Na qualificação para o Grande Prémio da Áustria, Verstappen registava parciais para disputar a pole position quando a asa traseira da Red Bull RB20 não fechou correctamente, obrigando-o a abandonar a volta rápida. Já em Silverstone, durante a corrida do Grande Prémio da Grã-Bretanha, a história repetiu-se: nova falha no mesmo componente, levando ao despiste e abandono do piloto holandês quando seguia a apenas 1,2 segundos do líder. A Red Bull vê assim a sua consistência técnica abalada, num momento crucial do Campeonato do Mundo de Fórmula 1, numa altura em que o pelotão se mostra cada vez mais competitivo e a McLaren e a Mercedes ameaçam o domínio recente da equipa austríaca.

Com estes episódios, Verstappen expressou a sua frustração e preocupação com a segurança, afirmando após o acidente de Silverstone: “É super perigoso, porque podemos realmente magoar-nos, duas vezes. Tive sorte na Áustria, tive sorte aqui, mas é por isso que isto começa a cansar.” O chefe de equipa da Red Bull, Laurent Mekies, apresentou-se visivelmente contrito perante os jornalistas, admitindo o desconforto de toda a estrutura: “Ele tem toda a razão em não estar satisfeito. É muito desagradável para qualquer piloto ser traído pelo carro em curvas de alta velocidade em duas corridas consecutivas, seja por razões diferentes ou não. E, numa escala muito menor, também é extremamente desagradável para nós, enquanto grupo, enviar os nossos pilotos para a gravilha. Não tenho dúvidas de que, enquanto equipa, vamos fazer tudo o que for necessário para que isto não volte a acontecer, mesmo que hoje não o tenhamos conseguido evitar. Levamos isto tão a sério quanto possível e, por isso, o mínimo que o Max pode sentir hoje é insatisfação.” Mekies recusou-se a especificar as causas exactas das falhas, mas confirmou que o problema em Silverstone voltou a estar relacionado com o fecho da asa traseira: “Se a falha é diferente ou não, pouco importa – vamos rever toda a área para garantir que não há qualquer hipótese disto voltar a acontecer.”

Questionado sobre a possibilidade de abandonar o conceito da asa traseira invertida – utilizado apenas pela Red Bull e Ferrari, com a McLaren a testar uma versão própria ainda sem estreia em corrida –, Mekies respondeu de forma assertiva: “Vamos fazer o que for necessário para garantir a segurança. Já utilizámos este conceito em várias corridas desde Miami. É cedo para concluir se o problema está no conceito ou noutro aspecto, mas não vamos deixar pedra sobre pedra e todas as opções estão em cima da mesa.”

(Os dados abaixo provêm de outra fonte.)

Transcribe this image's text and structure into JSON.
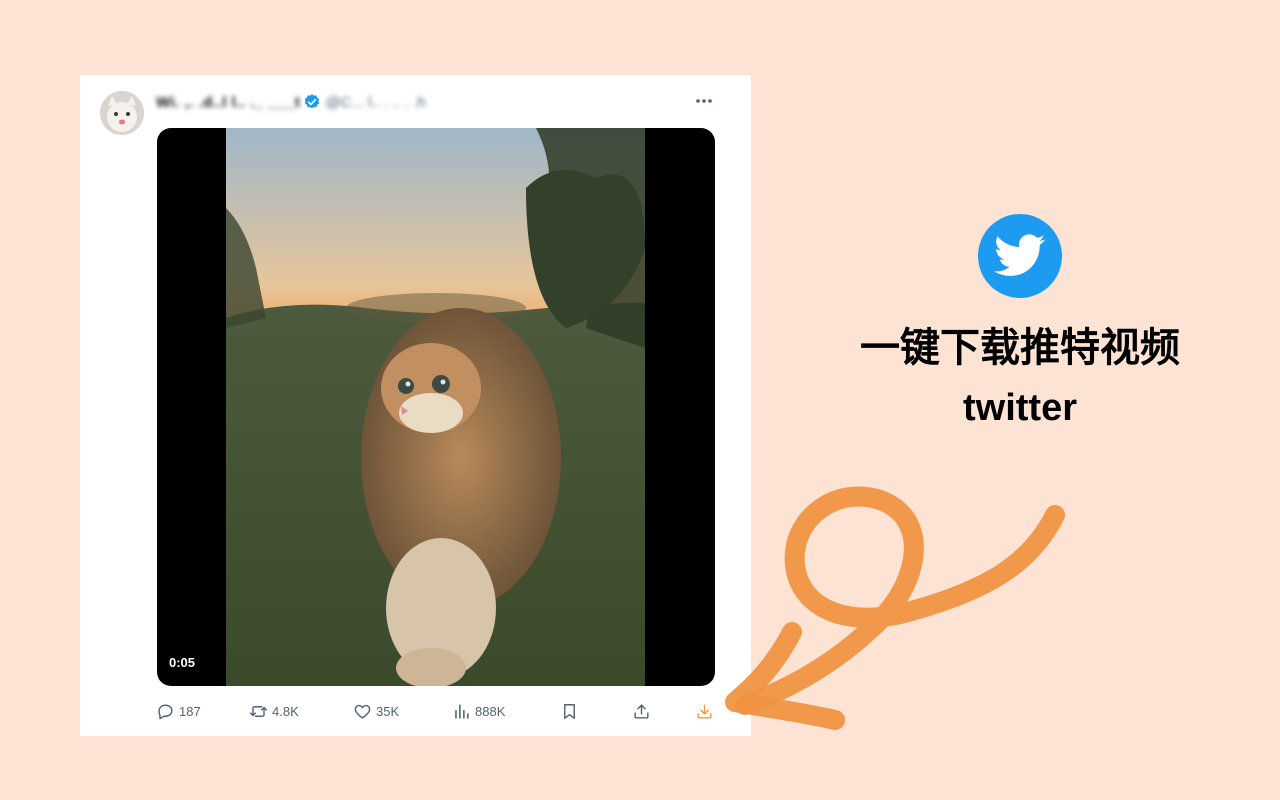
{
  "tweet": {
    "display_name": "Wi. ,. .d..l l.. ._ ___t",
    "handle": "@C... l..  . .. . .h",
    "video": {
      "duration": "0:05"
    },
    "actions": {
      "replies": "187",
      "retweets": "4.8K",
      "likes": "35K",
      "views": "888K"
    }
  },
  "promo": {
    "headline": "一键下载推特视频",
    "subheadline": "twitter"
  },
  "colors": {
    "background": "#fde3d4",
    "twitter_blue": "#1d9bf0",
    "arrow_orange": "#f0913f",
    "icon_gray": "#536471",
    "download_orange": "#f29a3f"
  }
}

A Red Bull tem agora até ao próximo dia 17 de Julho para encontrar uma solução, altura em que a Fórmula 1 regressa à pista para o Grande Prémio da Bélgica, em Spa-Francorchamps – um circuito onde as longas rectas e curvas rápidas submetem a asa traseira a esforços extremos. Um novo falhanço poderá não só comprometer as aspirações ao título de Verstappen, como colocar em causa a segurança dos seus pilotos e a reputação técnica da equipa austríaca. Com a aproximação do pelotão e o renascimento competitivo da McLaren e Mercedes, a Red Bull vê-se pressionada a optar entre manter o risco do conceito inovador ou regressar a uma configuração mais convencional, numa altura decisiva do campeonato. A resposta definitiva chegará em Spa, onde todos os olhos estarão postos na fiabilidade da Red Bull e no desfecho deste capítulo técnico que pode marcar o rumo da temporada de 2024.